1160: Mapping Spondyloarthritis Susceptibility Loci in B10.RIII Mice

Jyotsna Soundararajan¹, Anu Shivalikanjli², Thomas Keane² and Joerg Ermann³, ¹Brigham and Women's Hospital, Boston, MA, ²European Molecular Biology Laboratory, European Bioinformatics Institute, Cambridge, United Kingdom, ³Brigham and Women's Hospital, Harvard Medical School, Boston, MA

Background/Purpose: Overexpression of IL-23 using IL-23 minicircle DNA in B10.RIII mice results in the development of a spondyloarthritis-like disease. B10.RIII (B10.RIII-H2r H2-T18b/(71NS)SnJ) is a major histocompatibility complex (H-2) congenic strain derived from a cross between the donor strain RIII/WySn (RIII, H-2r) and the background strain C57BL/10Sn (B10, H-2b), followed by seven backcrosses to the background strain. In contrast to B10.RIII mice, B10 mice do not develop IL-23 minicircle-induced arthritis. This difference in phenotype is accounted for by the differences in the genetic backgrounds of the two strains. We set out to identify genomic regions determining arthritis susceptibility in this model.

Methods: The genome sequences of B10.RIII and B10 mice (B10.RIII(71NS)/Sn, C57BL/10SnJ, C57BL/10J) were compared using data from the European Variation Archive. Subcongenic mice were generated replacing individual RIII-derived regions in the B10.RIII genome (r allele) with the B10 interval (b allele). Adult male mice were hydrodynamically injected with 50 ng IL-23 EEV (System Biosciences), and arthritis development was monitored every other day for two weeks. Splenocytes from B10.RIII and B10 mice were sorted into 8 immune cell subsets and analyzed by bulk RNA-seq.

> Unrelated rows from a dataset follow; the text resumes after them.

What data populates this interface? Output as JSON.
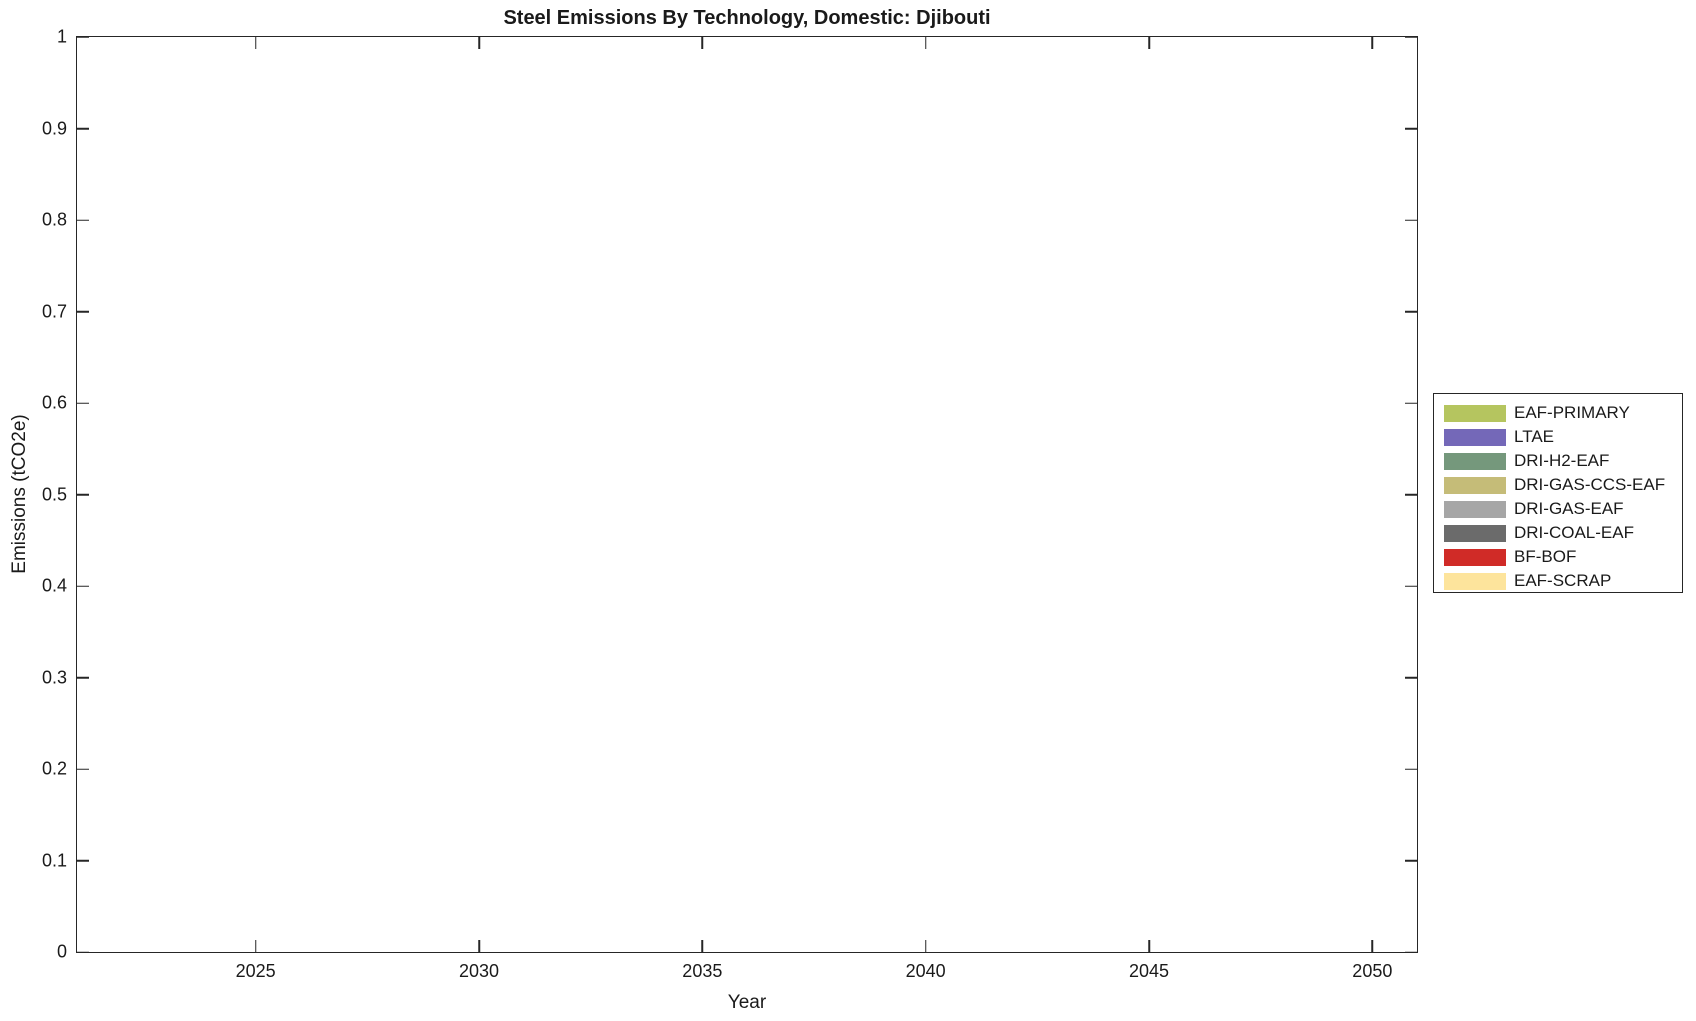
{
  "figure": {
    "background": "#ffffff",
    "axis_color": "#262626",
    "text_color": "#1a1a1a"
  },
  "chart_data": {
    "type": "bar",
    "title": "Steel Emissions By Technology, Domestic: Djibouti",
    "xlabel": "Year",
    "ylabel": "Emissions (tCO2e)",
    "xlim": [
      2021,
      2051
    ],
    "ylim": [
      0,
      1
    ],
    "xticks": [
      2025,
      2030,
      2035,
      2040,
      2045,
      2050
    ],
    "yticks": [
      0,
      0.1,
      0.2,
      0.3,
      0.4,
      0.5,
      0.6,
      0.7,
      0.8,
      0.9,
      1
    ],
    "ytick_labels": [
      "0",
      "0.1",
      "0.2",
      "0.3",
      "0.4",
      "0.5",
      "0.6",
      "0.7",
      "0.8",
      "0.9",
      "1"
    ],
    "grid": false,
    "legend_position": "right-outside",
    "series": [
      {
        "name": "EAF-PRIMARY",
        "color": "#b5c55f",
        "values": []
      },
      {
        "name": "LTAE",
        "color": "#7468b8",
        "values": []
      },
      {
        "name": "DRI-H2-EAF",
        "color": "#75987c",
        "values": []
      },
      {
        "name": "DRI-GAS-CCS-EAF",
        "color": "#c5bc78",
        "values": []
      },
      {
        "name": "DRI-GAS-EAF",
        "color": "#a6a6a6",
        "values": []
      },
      {
        "name": "DRI-COAL-EAF",
        "color": "#6b6b6b",
        "values": []
      },
      {
        "name": "BF-BOF",
        "color": "#d02b27",
        "values": []
      },
      {
        "name": "EAF-SCRAP",
        "color": "#fde49c",
        "values": []
      }
    ]
  }
}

Results: Genome sequence analysis of B10.RIII and B10 strains confirmed RIII-derived regions in the B10.RIII chromosomes 10 (52 Mbp, previously reported) and 17 (25 Mbp, containing the congenic H-2r region). In addition, a small telomeric region on chromosome 14 (5 Mbp) and a large region on chromosome 15 (57 Mbp) were identified as RIII-derived. The RIII-derived regions in B10.RIII contain variants predicted to be damaging to the gene function and these variants are absent in the parental B10 strains. The RIII-derived region on chromosome 15 overlaps with arthritis QTLs previously identified in other models (Figure 1). Experiments with subcongenic strains showed that the RIII-derived regions on chromosomes 15 and 17 but not the chromosome 10 region affect susceptibility to IL-23 minicircle-induced arthritis in an autosomal dominant fashion (Figure 2). RIII-derived clusters accounted for a higher proportion of the differentially expressed genes in immune cell subsets from B10.RIII and B10 mice. Several genes carrying damaging variants were differentially expressed. We integrated genome sequence variation and gene expression data with information on gene function, arthritis QTLs, and arthritis-associated genes in humans to identify candidate genes for further analysis.

Conclusion: Susceptibility of B10.RIII mice to IL-23 induced spondyloarthritis-like disease is controlled by two major RIII-derived genomic regions, the congenic H-2r on chromosome 17 and a "contaminating" region on chromosome 15 that overlaps with arthritis susceptibility loci previously identified in other models. Candidate susceptibility genes include the Ly6 cluster on chromosome 15 and Ilrun on chromosome 17.
Partial map of chromosome 15 showing the overlap between previously identified arthritis QTLs and the RIII-derived region (blue) in the B10.RIII genome. The position of microsatellite markers used for genotyping is shown in Mbp. Eae = experimental autoimmune encephalomyelitis, Cia = collagen-induced arthritis, Pgia = proteoglycan-induced arthritis

Subcongenic B10.RIII mice heterozygous b/r for the chromosome 15 region (Chr15br) were intercrossed to generate littermates that were Chr15bb, Chr15br or Chr15rr. 8-12-week-old male mice received 50 ng IL-23 EEV via hydrodynamic tail vein injection on day 0. Animals were monitored for clinical score and paw swelling every 2 days until day 14. Data are mean ± SD with 5-7 mice per group.
Disclosures: J. Soundararajan, None; A. Shivalikanjli, None; T. Keane, None; J. Ermann, Novartis, Pfizer, AbbVie/Abbott, UCB, Eli Lilly.